I may have missed the point when I jotted in my notes during “Callas Forever” that the film, a “what if?” scenario concerning the last days of legendary opera singer Maria Callas, had more opera scenes than it needed. “Callas Forever” is, I now realize, made expressly FOR opera fans, people who know and care who Maria Callas was. As such, it would be impossible for it to have “too many” opera scenes.
For people like me, who have casual, mildly suspicious feelings toward opera, and who are only dimly aware that a legend such as Callas existed — well, for us the film was not intended. It is Franco Zeffirelli’s tribute to one of his idols, written (with Martin Sherman) and directed by the Italian filmmaker as an enthusiastic, heartfelt eulogy for her. And if you didn’t know the deceased, don’t go to the funeral, you dig?
It is set in Paris in 1977, months before Callas’ death at 53. Maria (played with considerable passion by Fanny Ardant) is in decline. Her voice is way past its prime, her fans have mostly forsaken her, and she is still reeling from a concert in Japan that she considers to have been a disaster. For that matter, she is still reeling from the loss of Aristotle Onassis, who dumped her for Jackie Kennedy a decade earlier and who passed away in 1975. Maria rarely leaves her apartment now, spending most nights singing along to her old records, sobbing as she mourns the loss of her career, her voice and her lover.
Her former manager, Larry Kelly (Jeremy Irons), a gay, pony-tailed cad who now handles publicity for a punk rock group, finds Maria in this condition when he stops in Paris while on tour with the band. Seeking to reinvigorate her (or at least get her out of the house), he conceives a glorious idea that he calls “Callas Forever.” He wants to produce a film version of Bizet’s “Carmen” and have Maria play the title role, lip-synching to her old recording of the opera, from back when her voice was at its peak. She only recorded the role, never actually performed it onstage. Now’s her chance to fulfill a dream.
It takes some persuasion, but Maria eventually agrees to the project, though she has nagging doubts about such a project’s artistic integrity. Isn’t lip-synching to an old recording somehow deceptive, even if it’s still her singing?
The film splits its time between focusing on Maria’s last burst of energy at the end of her career, and Larry’s adoration of her, which takes priority over most other aspects of his life. Larry is probably a stand-in for Zeffirelli himself, who has directed stage productions of several operas (including “Carmen,” which he gets to re-stage quite a bit of here), and who was a devoted admirer of Maria Callas.
For Callas fans, the film offers a treat: Rather than have an actress or singer attempt to impersonate Callas’ voice, Zeffirelli uses her actual recordings on the soundtrack, and he uses them abundantly. That, coupled with the many scenes of Fanny Ardant as Maria Callas as Carmen, lip-synching to Callas’ “Carmen” recordings, make the film a tantalizing offer for devotees of the diva.

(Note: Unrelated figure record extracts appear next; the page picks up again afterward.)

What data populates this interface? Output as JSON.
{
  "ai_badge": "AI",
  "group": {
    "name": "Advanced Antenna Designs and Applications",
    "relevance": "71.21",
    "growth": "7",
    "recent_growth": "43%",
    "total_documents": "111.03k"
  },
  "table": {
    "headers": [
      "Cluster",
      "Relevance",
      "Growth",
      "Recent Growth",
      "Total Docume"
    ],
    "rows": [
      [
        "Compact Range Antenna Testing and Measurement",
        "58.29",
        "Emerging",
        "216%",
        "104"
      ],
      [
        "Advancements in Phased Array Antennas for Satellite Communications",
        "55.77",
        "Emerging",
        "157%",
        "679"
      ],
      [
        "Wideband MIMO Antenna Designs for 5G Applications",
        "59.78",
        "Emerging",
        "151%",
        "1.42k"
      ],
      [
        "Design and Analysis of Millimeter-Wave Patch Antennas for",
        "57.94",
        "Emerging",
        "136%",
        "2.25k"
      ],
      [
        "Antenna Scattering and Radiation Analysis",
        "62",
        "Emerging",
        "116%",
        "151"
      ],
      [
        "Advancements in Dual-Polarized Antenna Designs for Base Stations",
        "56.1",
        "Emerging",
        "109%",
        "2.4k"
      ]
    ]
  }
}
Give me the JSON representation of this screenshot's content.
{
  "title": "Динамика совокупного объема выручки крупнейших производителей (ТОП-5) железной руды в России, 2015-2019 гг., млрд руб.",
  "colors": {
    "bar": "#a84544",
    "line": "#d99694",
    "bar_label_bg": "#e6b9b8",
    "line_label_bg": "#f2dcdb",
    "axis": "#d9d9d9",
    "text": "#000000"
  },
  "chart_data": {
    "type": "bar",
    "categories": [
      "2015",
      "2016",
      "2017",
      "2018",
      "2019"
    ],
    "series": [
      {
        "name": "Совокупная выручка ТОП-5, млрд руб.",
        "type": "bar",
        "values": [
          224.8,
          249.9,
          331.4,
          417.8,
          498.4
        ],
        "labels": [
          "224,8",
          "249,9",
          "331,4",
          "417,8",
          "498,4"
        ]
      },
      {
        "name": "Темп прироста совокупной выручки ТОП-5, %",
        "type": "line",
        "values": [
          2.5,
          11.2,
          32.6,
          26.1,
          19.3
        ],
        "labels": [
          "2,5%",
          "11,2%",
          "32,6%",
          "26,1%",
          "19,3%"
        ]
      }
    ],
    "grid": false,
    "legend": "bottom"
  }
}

As a film, however, it’s a bit skimpy. Ardant and Irons are very good, as is the wonderful Joan Plowright as a reporter whom Maria confides in, and Zeffirelli ably captures the look and feel of Europe in the 1970s. But the film seldom dips below the surface. For all the time spent on Larry’s story, we hardly get to know him, and Maria ultimately comes off as just another Norma Desmond type, a huge star who has outgrown herself. I suspect “Callas Forever” is nothing more than Zeffirelli’s own wish-fulfillment, pretending to stage a production of “Carmen” with Fanny Ardant acting as proxy for his late, great star. If you want to peer in at his fantasy, go right ahead.